Читатель, уже возмущенный, полагает, что, принадлежа другому, она упала в моих глазах, готовясь разделить себя между нами, и что чувство неуважения уничтожило другие чувства, которые она внушала мне раньше; он ошибается. Правда, этот раздел причинял мне жестокое страдание, как по вполне естественной щепетильности, так и потому, что я считал его не достойным ни ее, ни меня, но чувств моих к ней он не поколебал, и я мог бы поклясться, что никогда не любил ее так нежно, как тогда, когда так мало хотел обладать ею. Я слишком хорошо знал ее целомудренное сердце и ее ледяной темперамент, чтобы хоть на минуту поверить, что в ее самопожертвовании играет роль чувственное наслаждение. Я был совершенно уверен, что только желание предотвратить опасность, почти неизбежно угрожающую мне, и сохранить меня всецело для меня самого и для моих обязанностей заставило ее нарушить свой долг, на который она смотрела иначе, чем другие женщины, как об этом будет сказано ниже. Я жалел ее, жалел и себя. Я хотел бы сказать ей: «Нет, маменька, в этом нет необходимости; я отвечаю вам за себя и без этого». Но я не посмел, прежде всего потому, что о таких вещах не говорят, и потом в глубине души я чувствовал, что это неправда, что действительно она была единственной женщиной, способной защитить меня от других женщин и обезопасить от искушений. Не желая обладать ею, я был, однако, очень доволен, что она избавила меня от желания обладать другими: на все то, что могло отвлечь меня от нее, я смотрел как на несчастье. Долгая привычка жить вместе, сохраняя целомудрие, не ослабила моих чувств к ней, а усилила их и в то же время дала им другое направление, они стали более сердечными, быть может, более нежными, но менее плотскими. Благодаря тому что я называл ее «маменькой» и обращался с ней как сын, я в самом деле привык смотреть на себя, как на ее сына. Думаю, что в этом заключалась настоящая причина моего слабого стремления обладать ею, несмотря на всю мою любовь к ней. Я прекрасно помню, что первые мои чувства к ней, хотя менее пламенные, были более сладострастными. В Аннеси я был в опьянении. В Шамбери этого больше не было. Я всегда любил ее так пылко, как только возможно; но я любил ее больше для нее самой, чем для себя, или по крайней мере возле нее искал скорее счастья, чем наслаждения; она была для меня больше сестры, больше матери, больше друга, даже больше любовницы. Словом, я слишком любил ее, чтобы желать: вот все, что в моих мыслях было наиболее ясного.
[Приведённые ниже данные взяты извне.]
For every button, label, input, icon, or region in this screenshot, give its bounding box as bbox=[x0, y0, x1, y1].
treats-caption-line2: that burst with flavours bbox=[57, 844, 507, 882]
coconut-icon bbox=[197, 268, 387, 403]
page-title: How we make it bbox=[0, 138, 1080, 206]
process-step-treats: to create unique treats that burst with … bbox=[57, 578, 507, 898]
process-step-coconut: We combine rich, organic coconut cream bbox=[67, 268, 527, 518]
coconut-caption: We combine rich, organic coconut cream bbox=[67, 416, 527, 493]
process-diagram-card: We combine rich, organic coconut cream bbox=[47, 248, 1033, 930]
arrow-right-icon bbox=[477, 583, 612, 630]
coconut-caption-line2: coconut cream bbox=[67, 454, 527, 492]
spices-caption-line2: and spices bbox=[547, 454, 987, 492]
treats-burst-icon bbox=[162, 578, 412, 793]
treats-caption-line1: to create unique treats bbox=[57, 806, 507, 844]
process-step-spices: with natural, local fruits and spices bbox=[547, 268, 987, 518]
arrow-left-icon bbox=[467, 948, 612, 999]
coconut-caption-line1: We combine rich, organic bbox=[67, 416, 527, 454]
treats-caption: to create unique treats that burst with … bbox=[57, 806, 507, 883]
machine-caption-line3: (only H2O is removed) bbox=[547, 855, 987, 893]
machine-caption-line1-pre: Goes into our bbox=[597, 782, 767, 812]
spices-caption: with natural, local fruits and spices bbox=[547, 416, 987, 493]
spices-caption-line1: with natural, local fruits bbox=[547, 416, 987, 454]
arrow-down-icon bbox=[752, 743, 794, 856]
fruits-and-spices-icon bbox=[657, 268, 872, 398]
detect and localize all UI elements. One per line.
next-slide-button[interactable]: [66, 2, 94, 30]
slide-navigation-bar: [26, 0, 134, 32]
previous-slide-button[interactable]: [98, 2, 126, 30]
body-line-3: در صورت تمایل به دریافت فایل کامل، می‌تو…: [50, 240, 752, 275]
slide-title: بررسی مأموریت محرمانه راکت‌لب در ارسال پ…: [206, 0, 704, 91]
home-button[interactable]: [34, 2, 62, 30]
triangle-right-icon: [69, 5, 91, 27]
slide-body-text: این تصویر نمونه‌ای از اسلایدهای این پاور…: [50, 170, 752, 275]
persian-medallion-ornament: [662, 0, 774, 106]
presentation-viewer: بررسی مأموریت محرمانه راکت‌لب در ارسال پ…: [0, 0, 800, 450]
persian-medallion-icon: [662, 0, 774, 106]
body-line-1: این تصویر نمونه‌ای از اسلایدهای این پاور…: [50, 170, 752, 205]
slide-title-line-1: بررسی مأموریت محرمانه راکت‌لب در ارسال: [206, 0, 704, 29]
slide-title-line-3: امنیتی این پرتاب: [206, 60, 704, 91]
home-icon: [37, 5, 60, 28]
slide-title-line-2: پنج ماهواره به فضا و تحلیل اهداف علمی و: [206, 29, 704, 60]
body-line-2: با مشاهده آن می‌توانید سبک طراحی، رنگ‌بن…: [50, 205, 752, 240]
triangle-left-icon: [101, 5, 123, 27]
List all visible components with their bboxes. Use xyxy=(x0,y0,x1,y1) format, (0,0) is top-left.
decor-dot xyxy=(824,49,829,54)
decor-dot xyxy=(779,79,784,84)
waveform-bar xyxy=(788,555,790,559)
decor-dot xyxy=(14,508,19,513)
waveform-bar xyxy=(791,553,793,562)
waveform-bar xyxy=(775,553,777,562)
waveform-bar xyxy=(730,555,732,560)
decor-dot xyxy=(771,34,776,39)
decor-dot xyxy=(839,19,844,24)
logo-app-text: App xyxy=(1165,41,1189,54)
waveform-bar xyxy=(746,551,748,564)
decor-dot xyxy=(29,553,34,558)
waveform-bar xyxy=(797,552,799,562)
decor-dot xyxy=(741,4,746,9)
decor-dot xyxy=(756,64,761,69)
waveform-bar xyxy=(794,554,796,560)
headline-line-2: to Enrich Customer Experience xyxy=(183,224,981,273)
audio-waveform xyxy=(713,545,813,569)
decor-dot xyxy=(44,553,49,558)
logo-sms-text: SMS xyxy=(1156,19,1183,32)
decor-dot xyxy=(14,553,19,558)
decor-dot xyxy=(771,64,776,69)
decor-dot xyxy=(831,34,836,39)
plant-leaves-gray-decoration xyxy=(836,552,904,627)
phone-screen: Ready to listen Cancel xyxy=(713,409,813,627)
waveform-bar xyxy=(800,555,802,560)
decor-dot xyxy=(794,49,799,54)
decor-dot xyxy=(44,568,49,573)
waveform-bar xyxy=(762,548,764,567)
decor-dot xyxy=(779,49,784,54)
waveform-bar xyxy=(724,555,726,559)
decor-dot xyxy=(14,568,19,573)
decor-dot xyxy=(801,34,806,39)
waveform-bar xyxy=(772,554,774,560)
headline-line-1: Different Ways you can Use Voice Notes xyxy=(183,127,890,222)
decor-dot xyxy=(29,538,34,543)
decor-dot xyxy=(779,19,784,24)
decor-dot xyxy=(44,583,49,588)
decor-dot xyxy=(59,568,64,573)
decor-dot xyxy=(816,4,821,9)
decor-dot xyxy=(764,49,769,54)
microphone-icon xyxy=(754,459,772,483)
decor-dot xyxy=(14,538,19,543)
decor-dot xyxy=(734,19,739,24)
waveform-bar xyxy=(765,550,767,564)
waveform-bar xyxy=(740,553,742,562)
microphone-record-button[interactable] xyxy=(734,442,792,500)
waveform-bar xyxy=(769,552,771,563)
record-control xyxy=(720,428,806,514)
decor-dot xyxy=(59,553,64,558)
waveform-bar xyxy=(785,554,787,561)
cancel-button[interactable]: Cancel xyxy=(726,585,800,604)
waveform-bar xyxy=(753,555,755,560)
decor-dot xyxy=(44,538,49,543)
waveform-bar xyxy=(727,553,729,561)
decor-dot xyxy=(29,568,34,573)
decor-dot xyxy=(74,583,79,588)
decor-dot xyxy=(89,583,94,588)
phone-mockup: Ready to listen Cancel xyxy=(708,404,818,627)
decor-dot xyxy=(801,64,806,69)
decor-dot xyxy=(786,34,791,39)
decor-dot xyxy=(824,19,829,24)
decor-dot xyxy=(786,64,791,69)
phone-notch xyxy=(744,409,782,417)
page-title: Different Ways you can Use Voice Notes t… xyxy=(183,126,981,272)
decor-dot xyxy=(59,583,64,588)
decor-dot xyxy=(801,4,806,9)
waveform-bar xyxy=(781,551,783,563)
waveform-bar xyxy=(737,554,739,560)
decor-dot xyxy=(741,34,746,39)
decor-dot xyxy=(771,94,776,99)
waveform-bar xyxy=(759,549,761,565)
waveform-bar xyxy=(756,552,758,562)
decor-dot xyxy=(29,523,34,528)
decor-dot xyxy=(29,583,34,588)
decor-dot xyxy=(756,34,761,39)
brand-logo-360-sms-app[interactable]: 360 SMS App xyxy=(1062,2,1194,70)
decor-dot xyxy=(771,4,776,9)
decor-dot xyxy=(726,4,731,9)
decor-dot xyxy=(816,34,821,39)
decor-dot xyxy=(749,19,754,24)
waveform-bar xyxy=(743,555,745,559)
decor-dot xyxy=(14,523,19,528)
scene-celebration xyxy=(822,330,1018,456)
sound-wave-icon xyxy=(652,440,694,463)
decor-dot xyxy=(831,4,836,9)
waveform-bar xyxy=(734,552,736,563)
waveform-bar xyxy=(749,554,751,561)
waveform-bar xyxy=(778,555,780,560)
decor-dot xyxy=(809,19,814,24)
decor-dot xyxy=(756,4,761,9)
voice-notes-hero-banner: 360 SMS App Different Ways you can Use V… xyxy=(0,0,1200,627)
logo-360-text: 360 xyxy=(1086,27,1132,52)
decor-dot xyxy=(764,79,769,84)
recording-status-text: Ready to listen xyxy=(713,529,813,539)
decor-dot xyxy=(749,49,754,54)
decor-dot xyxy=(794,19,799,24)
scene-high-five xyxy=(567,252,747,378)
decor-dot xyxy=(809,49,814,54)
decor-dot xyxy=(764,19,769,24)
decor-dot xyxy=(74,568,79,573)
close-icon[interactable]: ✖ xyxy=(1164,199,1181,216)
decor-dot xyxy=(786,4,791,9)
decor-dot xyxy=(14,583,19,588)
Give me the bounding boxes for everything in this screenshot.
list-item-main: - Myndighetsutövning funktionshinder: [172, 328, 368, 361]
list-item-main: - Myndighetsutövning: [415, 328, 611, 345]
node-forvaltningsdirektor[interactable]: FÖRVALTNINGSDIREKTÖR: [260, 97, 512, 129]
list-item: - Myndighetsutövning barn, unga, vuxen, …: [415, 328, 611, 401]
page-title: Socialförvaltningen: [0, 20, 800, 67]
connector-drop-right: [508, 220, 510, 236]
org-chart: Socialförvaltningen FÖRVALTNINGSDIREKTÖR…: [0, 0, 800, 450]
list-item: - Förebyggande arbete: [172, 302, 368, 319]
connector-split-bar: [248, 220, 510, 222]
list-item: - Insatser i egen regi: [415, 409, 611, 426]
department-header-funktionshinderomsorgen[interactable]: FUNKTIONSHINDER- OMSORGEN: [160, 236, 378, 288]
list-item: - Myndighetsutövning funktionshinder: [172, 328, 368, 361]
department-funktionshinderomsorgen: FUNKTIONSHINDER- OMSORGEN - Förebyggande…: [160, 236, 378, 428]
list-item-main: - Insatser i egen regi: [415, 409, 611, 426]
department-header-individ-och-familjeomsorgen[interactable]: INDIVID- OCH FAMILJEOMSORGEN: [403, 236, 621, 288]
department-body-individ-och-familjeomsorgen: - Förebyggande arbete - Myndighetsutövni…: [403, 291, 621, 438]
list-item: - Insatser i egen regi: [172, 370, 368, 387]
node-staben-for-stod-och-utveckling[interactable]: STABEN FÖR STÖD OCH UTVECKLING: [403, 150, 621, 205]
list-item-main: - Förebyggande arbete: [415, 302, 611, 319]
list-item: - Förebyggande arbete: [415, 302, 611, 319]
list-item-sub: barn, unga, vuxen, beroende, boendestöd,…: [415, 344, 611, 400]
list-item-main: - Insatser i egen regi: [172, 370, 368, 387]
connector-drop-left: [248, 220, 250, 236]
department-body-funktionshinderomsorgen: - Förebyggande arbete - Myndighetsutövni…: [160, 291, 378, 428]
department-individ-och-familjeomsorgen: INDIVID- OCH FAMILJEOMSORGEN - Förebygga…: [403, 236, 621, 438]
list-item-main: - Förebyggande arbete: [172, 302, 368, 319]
Этот день, скорее страшный, чем желанный, наконец настал. Я обещал все и не солгал. Сердце мое подтверждало мои обещания, не требуя за них награды. И все же я получил награду. Первый раз я был в объятиях женщины – и женщины, которую обожал. Был ли я счастлив? Нет, я испытывал только удовольствие. Какая-то непобедимая грусть отравляла его прелесть. Я чувствовал себя так, словно совершал кровосмешение. Сжимая ее в своих объятиях, я не раз обливал ее грудь слезами. Она же не была ни грустна, ни оживленна, но ласкова и спокойна. Так как она не была чувственна и не искала сладострастья, она не испытала связанного с ним наслаждения, но и никогда не раскаивалась в том, что произошло.
Повторяю, все ее ошибки происходили от ее заблуждений, а никак не от страстей. Она была из хорошей семьи, сердце ее было чисто, она любила все порядочное, по наклонностям своим была честна и добродетельна, обладала тонким вкусом; она была создана для безупречной нравственности, которую всегда любила, но никогда ей не следовала, так как, вместо того чтобы слушаться своего сердца, направлявшего ее к хорошему, подчинялась рассудку, склонявшему ее к дурному. Когда ложные принципы вводили ее в заблуждение, истинные чувства ее всегда отвергали их; но, к несчастью, она кичилась своей философией, и мораль, созданная ею для себя, портила то, что подсказывало ей сердце.